The High Court noted the importance of the arbitral seat in an international arbitration and held it to be the juridical centre of gravity which gives effect to an arbitration agreement and results in an enforceable award. It therefore agreed with the earlier English decision in C v. D  EWCA Civ 1282, in which the court found (obiter) that an arbitration agreement has a closer and more real connection with the place where the parties have chosen to arbitrate than with the governing law of the main contract. Given that an arbitral award has to be valid under the law of the seat for it to be enforced irrespective of whether it is in accordance with the substantive law (pursuant to Article 34(2)(a)(i) of the UNCITRAL Model Law, which applies in Singapore by virtue of section 3 of the International Arbitration Act), the High Court emphasised its belief that rational businessmen would intend for arbitral awards to be binding and enforceable and therefore would be primarily focussed on the law of the seat.
The High Court therefore ruled that in the absence of indications to the contrary, parties will have impliedly chosen the law of the seat as the proper law to govern the arbitration agreement, in a direct competition between the chosen substantive law and the law of the chosen seat of arbitration. It determined that all things being equal, the mere fact of an express substantive law in the main contract would not in and of itself be sufficient to displace parties’ intention to have the law of the seat as the proper law of the arbitration agreement.
The High Court did however, condition its decision with the rider that the determination of the implied law ultimately remains a question of construction and each case would have to turn on its own facts.
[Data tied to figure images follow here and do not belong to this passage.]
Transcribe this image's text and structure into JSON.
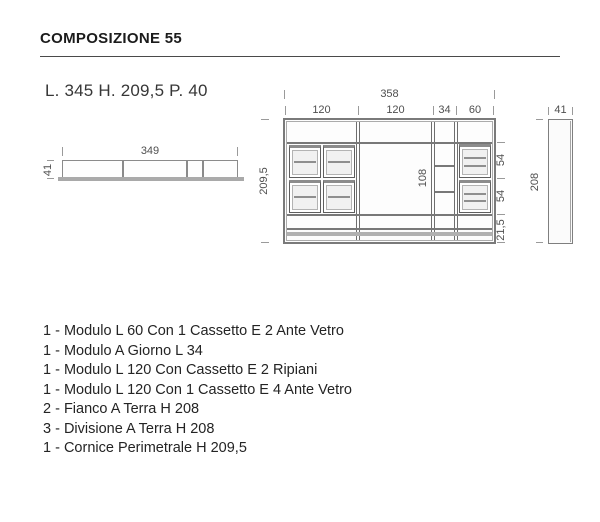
{
  "header": {
    "title": "COMPOSIZIONE 55",
    "dimensions_summary": "L. 345 H. 209,5 P. 40"
  },
  "top_view": {
    "width_label": "349",
    "depth_label": "41"
  },
  "front_view": {
    "total_width_label": "358",
    "module_width_labels": [
      "120",
      "120",
      "34",
      "60"
    ],
    "height_label": "209,5",
    "opening_height_label": "108",
    "right_labels": [
      "54",
      "54",
      "21,5"
    ]
  },
  "side_view": {
    "depth_label": "41",
    "height_label": "208"
  },
  "parts_list": [
    "1 - Modulo L 60 Con 1 Cassetto E 2 Ante Vetro",
    "1 - Modulo A Giorno L 34",
    "1 - Modulo L 120 Con Cassetto E 2 Ripiani",
    "1 - Modulo L 120 Con 1 Cassetto E 4 Ante Vetro",
    "2 - Fianco A Terra H 208",
    "3 - Divisione A Terra H 208",
    "1 - Cornice Perimetrale H 209,5"
  ],
  "colors": {
    "line_dark": "#6e6e6e",
    "line_medium": "#8a8a8a",
    "line_light": "#ababab",
    "glass_fill": "#f1f1f1",
    "base_strip": "#b1b1b1",
    "text": "#242424"
  }
}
This case serves as an important reminder of the importance of taking care in the drafting of arbitration agreements so as to ensure that they are enforceable. In particular, clients should ensure that arbitration agreements include an express clause confirming the applicable law for the arbitration agreement, to avoid the time and wasted cost in litigating the issue of the governing law of the arbitration agreement before going on to determine a substantive dispute.